It's always embarrassing when -- bam! --out of the blue, you fall down in public. In front of your boss. In front of a whole bunch of strangers, watching as you kiss the pavement.
It's even worse when you find your foot stuck in a pothole filled with putrid water, with more of it splashed on your arms and face and good clothes, a nice new pair of pants ruined and a chunk of your knee gnawed up to a pulpy, bloody mess.
It's worst of all when venders who saw your fall immediately inform you that the same pothole that took you to the pavement at the Farmers Market downtown on Monday has also wreaked similar havoc on at least a half-dozen other victims over the past several weeks. In one incident, the above-mentioned pothole reportedly seized an occupied baby stroller and tossed it on its side.
This year, after a quarter century in downtown's Acacia Park, the City moved what is supposed to be a pedestrian-friendly Farmers' Market to the west side of the Pioneers' Museum. There, along Tejon Street in front of the museum, regional farmers peddle their delicious wares of honey, vegetables, Palisade peaches and Rocky Ford cantaloupe to hundreds of customers every week.
Unfortunately, during its first year there, it has been a public safety hazard. Numerous deep potholes, as well as one hefty sinkhole, have lined the street and gutter since the market opened in late June.
"Since we've been down here we've been so flustrated trying to get this fixed," said Frank Schmidt, of Schmidt Apiaries, who organizes the Farmers' Market.
When Schmidt realized the treacherous layout, he first called the City Parks Department. They referred him to the city's street department, which took his report and his telephone number but never called back. Then, he tried the city's Department of Safety. Nothing happened. Then, he explained the situation to City Councilman Richard Skorman, who happened to be shopping at the Market. Finally, a couple of weeks ago, the City repaired a half-block stretch along Tejon Street from Vermijo northward.
That, Schmidt noted, essentially half-repaired the problem, as the remaining stretch remained unfixed. He has tried to avert further injuries by renting, at his own expense, orange cones to alert pedestrian shoppers.

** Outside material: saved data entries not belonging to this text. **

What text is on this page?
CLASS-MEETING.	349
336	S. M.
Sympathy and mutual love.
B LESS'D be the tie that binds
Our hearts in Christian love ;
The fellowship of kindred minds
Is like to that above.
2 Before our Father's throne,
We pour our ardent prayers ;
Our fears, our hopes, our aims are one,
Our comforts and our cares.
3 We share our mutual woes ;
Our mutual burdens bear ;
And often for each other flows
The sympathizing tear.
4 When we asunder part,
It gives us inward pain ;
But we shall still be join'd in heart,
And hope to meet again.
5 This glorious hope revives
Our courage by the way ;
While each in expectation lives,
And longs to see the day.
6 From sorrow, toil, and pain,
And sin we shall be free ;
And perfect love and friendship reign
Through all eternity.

In addition, Schmidt is concerned about two sinkholes in the asphalt directly in front of the Plaza of the Rockies' new high-rise building on Tejon. Schmidt recently demonstrated the depth of sinkholes with a two-foot tire iron, which he shoved into up to the hilt.
As far back as July 1, Schmidt said, he attempted to get the City to fix that additional safety hazard. The City responded by putting a sandbagged barricade over one of the sinkholes, which on Monday had blown over in the wind.
Which means the City has been aware of a hazard in the path of hundreds of pedestrians and vehicles for nearly two months, without doing a thing to fix the problem.
"This is really uncalled for," Schmidt said. "If a truck pulled in over this spot, [the road] would just collapse."
On Monday, after the pothole took me down, I contacted Larry Sidberry, maintenance supervisor for the city's street division. Sidberry initially claimed that the city-owned Colorado Springs Utilities was responsible for fixing the problem. Still, Sidberry agreed to meet me in 20 minutes at the scene.
There, Sidberry again said the sinkholes were the responsibility of the Utilities department. As for the deep potholes along the stretch of Tejon, he said, the City has not been able to fix the street because cars have been parked there.
"We'd have to cover the meter-heads," Sidberry said. "I don't know why that's not been done."
So when will it be fixed? Well, now that we asked, Sidberry said he is sure the work will be completed by next Monday, the day of the next downtown Farmers' Market.
We don't doubt Sidberry's promise.
We're more than a little disgusted, though, that it took a newspaper column, a chewed-up knee and a new pair of pants to make the point.